L'intera vallata della Loira è patrimonio dell'umanità dell'Unesco. Alla cultura si uniscono l'ospitalità dei paesi nella campagna, e il fascino delle buone tavole. Al centro della vallata, Amboise, con i suoi bastioni che oggi affacciano sulla Loira, fulcro dei trent'anni di regno di Francesco I. Qui, con un Presepe napoletano si racconta il Natale della tradizione. Agnes Berthet è capo relazioni stampa del castello di Amboise: "Quest'anno abbiamo deciso di lavorare insieme in 5 castelli, due privati e tre di Stato. In questo periodo dell'anno è importante farsi conoscere e proporre cose differenti ai visitatori".

Il viaggio può continuare a Chenonceau, il magico castello sull'acqua conteso fra Caterina de Medici, moglie di Enrico II, e la favorita Diana de Poitiers; fu scambiato con Chaumont sur Loire, oggi splendido dominio e museo a cielo aperto ricco di opere d'arte contemporanea da 400mila visitatori l'anno. Un po' più a nord, arriviamo a Blois, il palazzo reale che vanta la celebre scalinata di Francesco I. Ma per questo monarca, la grande sfida architettonica fu Chambord; un enorme palazzo costruito per stupire, ma quasi mai abitato.

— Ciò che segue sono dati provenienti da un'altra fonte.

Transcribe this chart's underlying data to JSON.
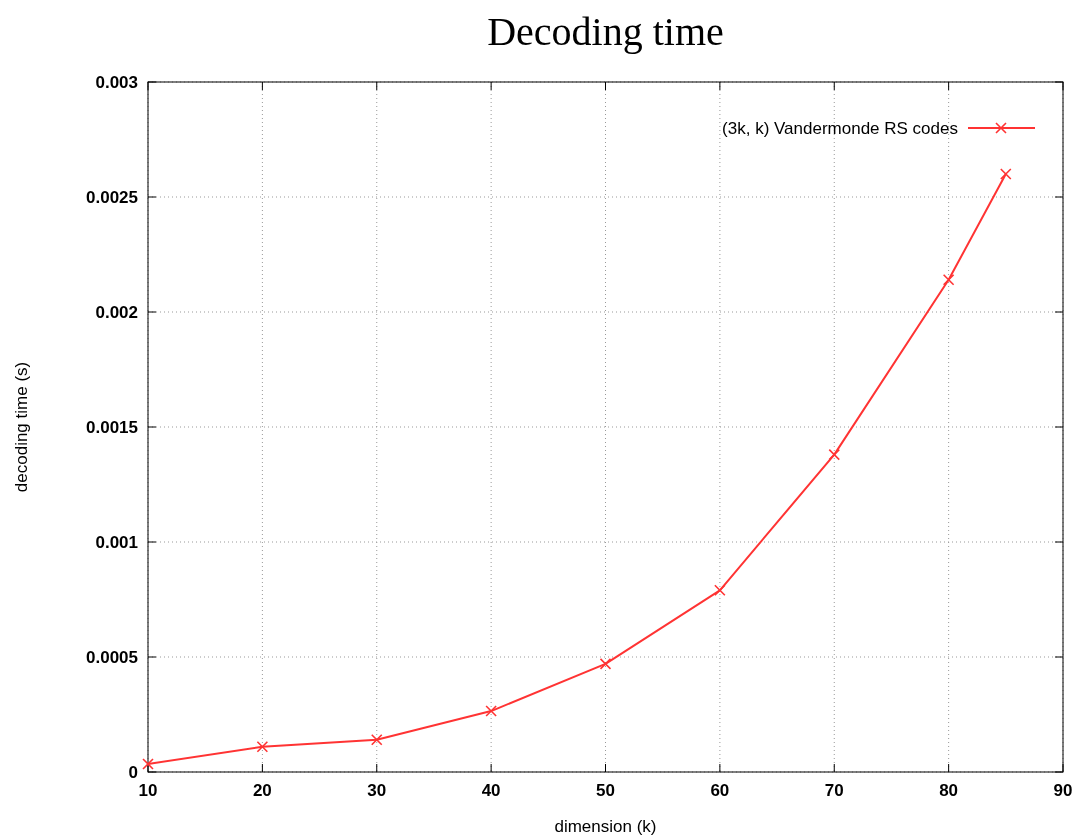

E a Meung sur Loire, antica sede arcivescovile, oggi proprietà privata, il richiamo sono gli animali. Il Natale della Loira conquista i bambini, e per gli adulti la visita dei Castelli ha il sapore di una sorpresa continua. E come dice questo turista: "Chenonceau mi piace anche. Amboise, Azay-le -Rideau oui e anche Blois. Ogni volta è una scoperta perché si trova sempre qualcosa che non abbiamo visto la volta precedente".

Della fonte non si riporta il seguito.